Actually, he owns the platform (the App Store) and therefore it is very much his business. If you have beef with his policy for his platform, then you can jailbreak — otherwise, feel free to dislike his policies all you want, but you cannot disregard the fact that he's well within his right to enforce them.

Honestly, it's like telling a convenience store owner that he has no business refusing to sell M&M's in his establishment and that it furthermore makes him a big, old, bad guy(TM).


Anyone can supply him M&M's as long as they are in predefined colors and size, he refuses some of them by their taste. He is selling all the rest without any concern over the quality of M&M's. He was an ignorant middle-man for all other facts except taste.

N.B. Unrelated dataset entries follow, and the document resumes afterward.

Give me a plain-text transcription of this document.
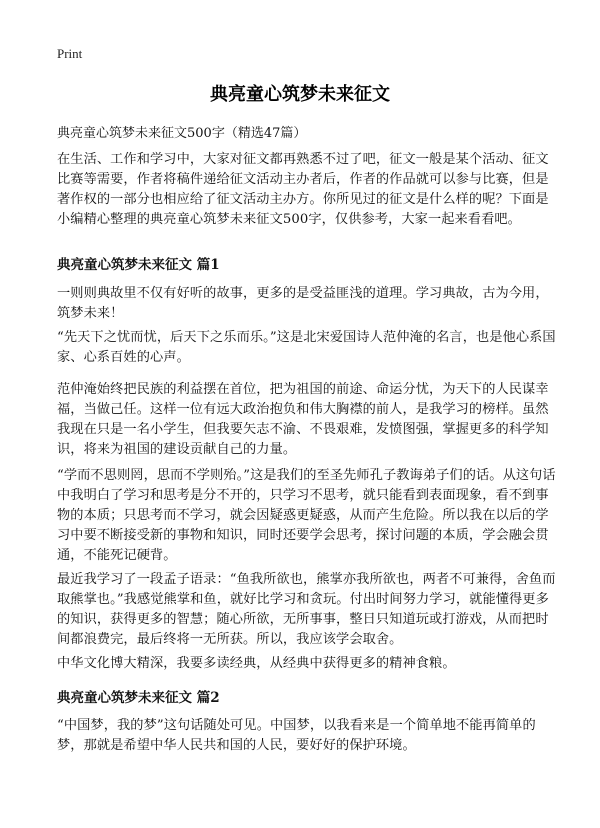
Print
典亮童心筑梦未来征文

典亮童心筑梦未来征文500字（精选47篇）

在生活、工作和学习中，大家对征文都再熟悉不过了吧，征文一般是某个活动、征文比赛等需要，作者将稿件递给征文活动主办者后，作者的作品就可以参与比赛，但是著作权的一部分也相应给了征文活动主办方。你所见过的征文是什么样的呢？下面是小编精心整理的典亮童心筑梦未来征文500字，仅供参考，大家一起来看看吧。

典亮童心筑梦未来征文 篇1

一则则典故里不仅有好听的故事，更多的是受益匪浅的道理。学习典故，古为今用，筑梦未来！

“先天下之忧而忧，后天下之乐而乐。”这是北宋爱国诗人范仲淹的名言，也是他心系国家、心系百姓的心声。

范仲淹始终把民族的利益摆在首位，把为祖国的前途、命运分忧，为天下的人民谋幸福，当做己任。这样一位有远大政治抱负和伟大胸襟的前人，是我学习的榜样。虽然我现在只是一名小学生，但我要矢志不渝、不畏艰难，发愤图强，掌握更多的科学知识，将来为祖国的建设贡献自己的力量。

“学而不思则罔，思而不学则殆。”这是我们的至圣先师孔子教诲弟子们的话。从这句话中我明白了学习和思考是分不开的，只学习不思考，就只能看到表面现象，看不到事物的本质；只思考而不学习，就会因疑惑更疑惑，从而产生危险。所以我在以后的学习中要不断接受新的事物和知识，同时还要学会思考，探讨问题的本质，学会融会贯通，不能死记硬背。

最近我学习了一段孟子语录：“鱼我所欲也，熊掌亦我所欲也，两者不可兼得，舍鱼而取熊掌也。”我感觉熊掌和鱼，就好比学习和贪玩。付出时间努力学习，就能懂得更多的知识，获得更多的智慧；随心所欲，无所事事，整日只知道玩或打游戏，从而把时间都浪费完，最后终将一无所获。所以，我应该学会取舍。

中华文化博大精深，我要多读经典，从经典中获得更多的精神食粮。

典亮童心筑梦未来征文 篇2

“中国梦，我的梦”这句话随处可见。中国梦，以我看来是一个简单地不能再简单的梦，那就是希望中华人民共和国的人民，要好好的保护环境。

Now, he starts banning some specific M&M's based on the production methods of them. No M&M consumer can tell the difference, all taste more or less the same way. Production does neither determine quality nor nutrition facts of M&M's.


He can still refuse to sell them. It's his store...


Except that the M&Ms that were banned are slower, use more power, and crash more often than M&Ms written in Objective-C using the proper APIs.


I'd love to see some research on, say, MonoTouch generating crappy code compared to average developer's Objective-C.